Partindo das primeiras experiências de uma criança com DV, que é seu próprio corpo, e
das experiências de quem tem uma DV adquirida depois da formulação de conceitos
socialmente compartilhados, é possível afirmar que ambos são capazes de compartilhar
informações que agreguem ao seu contexto as expressões “braço de rio, orelha de livro,
costas do armário” (Chiavegatto, 2009, 87). Tais expressões fazem parte do
conhecimento do esquema corporal humano e, como esses dados, são espontaneamente
compreendidos, dispensam maiores explicações em contextos que não são os que foram
concebidos. Desta forma,
Extremamente produtivos no processamento de novas construções, ativam na mente do intérprete conhecimentos básicos, compartilháveis pela grande maioria dos falantes, o que torna usuais as expressões criadas com base nestes esquemas. Assim, ruas como veias das cidades; esqueletos como estruturas; estreitamento como engarrafamento;raízes como origem estão na base de muitos dos processos figurativos que operam nos enunciados. (Chiavegatto, 2009, p.87)

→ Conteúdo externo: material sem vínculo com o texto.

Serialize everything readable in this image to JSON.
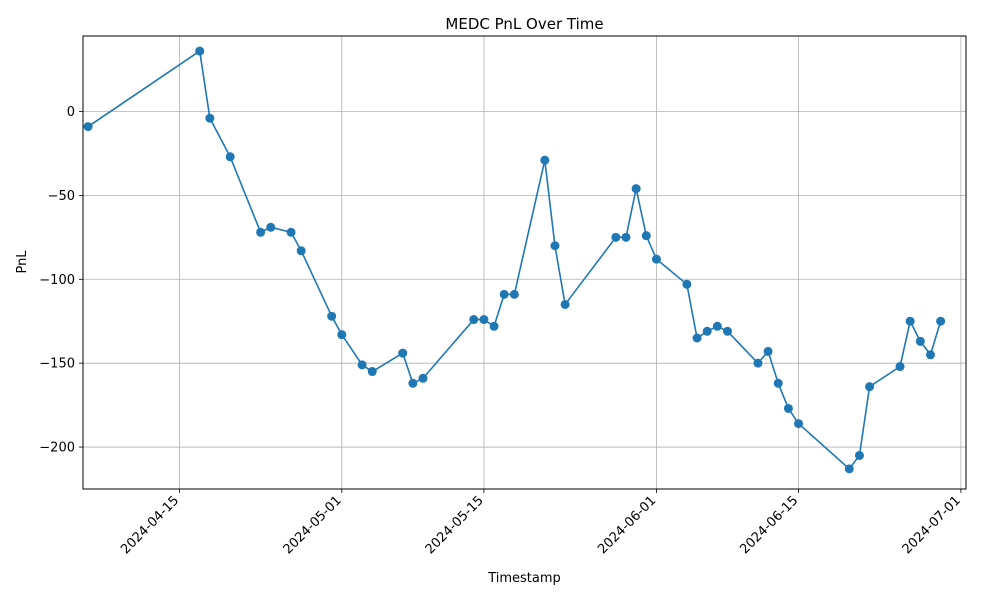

Os modelos cognitivos idealizados (MCIs) postulados por Chiavegatto (2009) referem-
se especificamente aos conhecimentos supracitados, os quais são armazenados
mentalmente como estruturas quase sempre estáveis. A lacuna que delimitará o grau de
estabilidade entre tais estruturas no momento de interpretação dos enunciados
dependerá, tanto do grau de conhecimento e envolvimentos do leitor DV com o
contexto apresentado, quanto da capacidade de expressão, além do domínio contextual
de quem elabora os registros que serão lidos por este usuário.
Quando interpretamos enunciado, fazemos projeções e transferimos informações entre
domínios que podem pertencer a um mesmo contexto ou não, é possível, o
estabelecimento de transposições de signos que podem assumir novos significados.
Desta forma, quando alguém precisa registrar as impressões que uma imagem lhe causa,
de forma que o leitor DV tenha uma impressão que se aproxime da imagem elaborada
pelo autor do primeiro registro, a escolha dos vocábulos, principalmente das figuras de
linguagem, deve ser criteriosa. Observe as figuras 1 e 2.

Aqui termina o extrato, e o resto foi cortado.